I don't know jack about the BWT, but from the Wikipedia entry this looks
like an implementation:
({~ <:@/:) 'aBANANAz'
BNNaAAzA
That works for their testcase, but it doesn't match yours. I think the
difference is that you sort on all characters rather than just the
first.
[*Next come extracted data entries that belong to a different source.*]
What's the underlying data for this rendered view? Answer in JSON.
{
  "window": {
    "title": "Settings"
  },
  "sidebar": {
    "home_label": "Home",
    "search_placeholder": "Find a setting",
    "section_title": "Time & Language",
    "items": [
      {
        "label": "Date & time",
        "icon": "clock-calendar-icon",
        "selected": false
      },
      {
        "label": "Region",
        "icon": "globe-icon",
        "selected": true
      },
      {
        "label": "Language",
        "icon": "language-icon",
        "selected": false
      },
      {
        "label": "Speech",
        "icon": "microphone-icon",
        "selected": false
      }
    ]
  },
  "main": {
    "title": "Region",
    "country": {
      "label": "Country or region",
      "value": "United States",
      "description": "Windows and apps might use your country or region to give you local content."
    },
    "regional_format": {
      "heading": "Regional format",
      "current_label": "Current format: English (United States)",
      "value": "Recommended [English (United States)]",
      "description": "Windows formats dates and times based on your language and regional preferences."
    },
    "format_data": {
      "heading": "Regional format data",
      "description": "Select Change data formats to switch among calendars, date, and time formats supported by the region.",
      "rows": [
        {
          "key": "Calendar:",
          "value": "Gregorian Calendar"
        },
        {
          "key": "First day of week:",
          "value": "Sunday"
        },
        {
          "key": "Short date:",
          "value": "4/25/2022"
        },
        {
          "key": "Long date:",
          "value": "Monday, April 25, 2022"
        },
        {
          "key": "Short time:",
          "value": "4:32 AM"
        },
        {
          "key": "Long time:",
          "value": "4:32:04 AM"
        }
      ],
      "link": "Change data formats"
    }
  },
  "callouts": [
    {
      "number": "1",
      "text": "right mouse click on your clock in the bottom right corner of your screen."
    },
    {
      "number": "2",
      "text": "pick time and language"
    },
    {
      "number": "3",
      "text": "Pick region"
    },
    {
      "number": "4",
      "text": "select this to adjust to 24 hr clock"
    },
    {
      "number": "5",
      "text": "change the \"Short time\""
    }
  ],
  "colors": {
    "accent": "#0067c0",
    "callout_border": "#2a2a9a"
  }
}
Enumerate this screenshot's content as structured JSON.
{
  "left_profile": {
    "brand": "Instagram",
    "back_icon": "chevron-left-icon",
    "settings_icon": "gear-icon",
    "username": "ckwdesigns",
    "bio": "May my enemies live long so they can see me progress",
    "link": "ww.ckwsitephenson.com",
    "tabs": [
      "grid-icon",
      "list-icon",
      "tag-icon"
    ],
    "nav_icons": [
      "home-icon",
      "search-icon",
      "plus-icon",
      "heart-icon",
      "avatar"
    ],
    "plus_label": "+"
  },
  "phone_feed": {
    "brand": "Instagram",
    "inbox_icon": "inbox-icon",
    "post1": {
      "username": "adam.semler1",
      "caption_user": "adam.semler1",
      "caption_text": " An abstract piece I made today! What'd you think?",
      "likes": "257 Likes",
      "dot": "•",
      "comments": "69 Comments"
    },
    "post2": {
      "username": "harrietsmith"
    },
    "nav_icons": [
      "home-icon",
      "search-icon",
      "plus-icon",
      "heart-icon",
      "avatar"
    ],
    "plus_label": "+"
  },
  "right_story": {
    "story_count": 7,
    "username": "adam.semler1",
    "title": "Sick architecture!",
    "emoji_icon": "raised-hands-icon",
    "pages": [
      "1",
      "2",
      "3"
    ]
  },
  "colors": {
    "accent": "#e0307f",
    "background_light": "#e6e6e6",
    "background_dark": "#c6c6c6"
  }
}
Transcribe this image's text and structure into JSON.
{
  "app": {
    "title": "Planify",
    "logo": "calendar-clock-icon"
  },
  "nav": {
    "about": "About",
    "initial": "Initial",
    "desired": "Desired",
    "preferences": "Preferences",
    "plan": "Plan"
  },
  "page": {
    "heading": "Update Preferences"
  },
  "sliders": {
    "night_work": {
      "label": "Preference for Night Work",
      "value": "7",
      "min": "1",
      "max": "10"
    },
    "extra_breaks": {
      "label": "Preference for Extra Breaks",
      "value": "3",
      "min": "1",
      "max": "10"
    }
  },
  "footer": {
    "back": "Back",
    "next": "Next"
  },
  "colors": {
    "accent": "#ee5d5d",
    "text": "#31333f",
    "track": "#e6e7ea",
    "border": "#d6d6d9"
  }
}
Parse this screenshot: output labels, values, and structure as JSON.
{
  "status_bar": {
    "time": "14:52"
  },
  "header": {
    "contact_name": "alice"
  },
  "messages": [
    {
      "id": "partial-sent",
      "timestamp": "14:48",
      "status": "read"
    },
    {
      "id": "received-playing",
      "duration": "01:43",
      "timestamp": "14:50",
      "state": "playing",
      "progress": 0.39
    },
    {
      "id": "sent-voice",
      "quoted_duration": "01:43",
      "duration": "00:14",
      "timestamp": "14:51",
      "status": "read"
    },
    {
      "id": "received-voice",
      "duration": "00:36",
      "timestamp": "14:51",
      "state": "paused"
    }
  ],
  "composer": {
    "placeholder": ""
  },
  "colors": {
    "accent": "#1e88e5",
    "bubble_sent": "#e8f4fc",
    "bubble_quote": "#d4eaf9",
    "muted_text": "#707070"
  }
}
Is this simpler version good enough?
Henry Rich
On 2/2/2013 10:08 PM, Raul Miller wrote:
Here's a slightly flawed implementation of Burrows-Wheeler Transform
(which is useful when compressing text, because the result tends to be
easy to compress):
bwt0=: (_1 {"1 [: /:~ (|."0 1~ i.@#)) :. ibwt0
bwt0 'this is a test'
ssa tt hiie ts
ibwt0=: (_1 { ((,. /:~)^:(#@[) (#,0:) $ ''"_)) :. bwt0
ibwt0 bwt0 'this is a test'
stthis is a te
As you can see, the inverse does not quite work right -- it has been rotated.
Here's a fixed implementation:
bwt=: bwt0@,&EAV :.ibwt
ibwt=: }.@(|.~ i.&EAV)@ibwt0 :.bwt
ibwt bwt 'this is a test'
this is a test
This fixed implementation might fail if the original data contained EAV.
It seems like we ought to be able to implement the transform without
this flaw (perhaps using a boxed representation).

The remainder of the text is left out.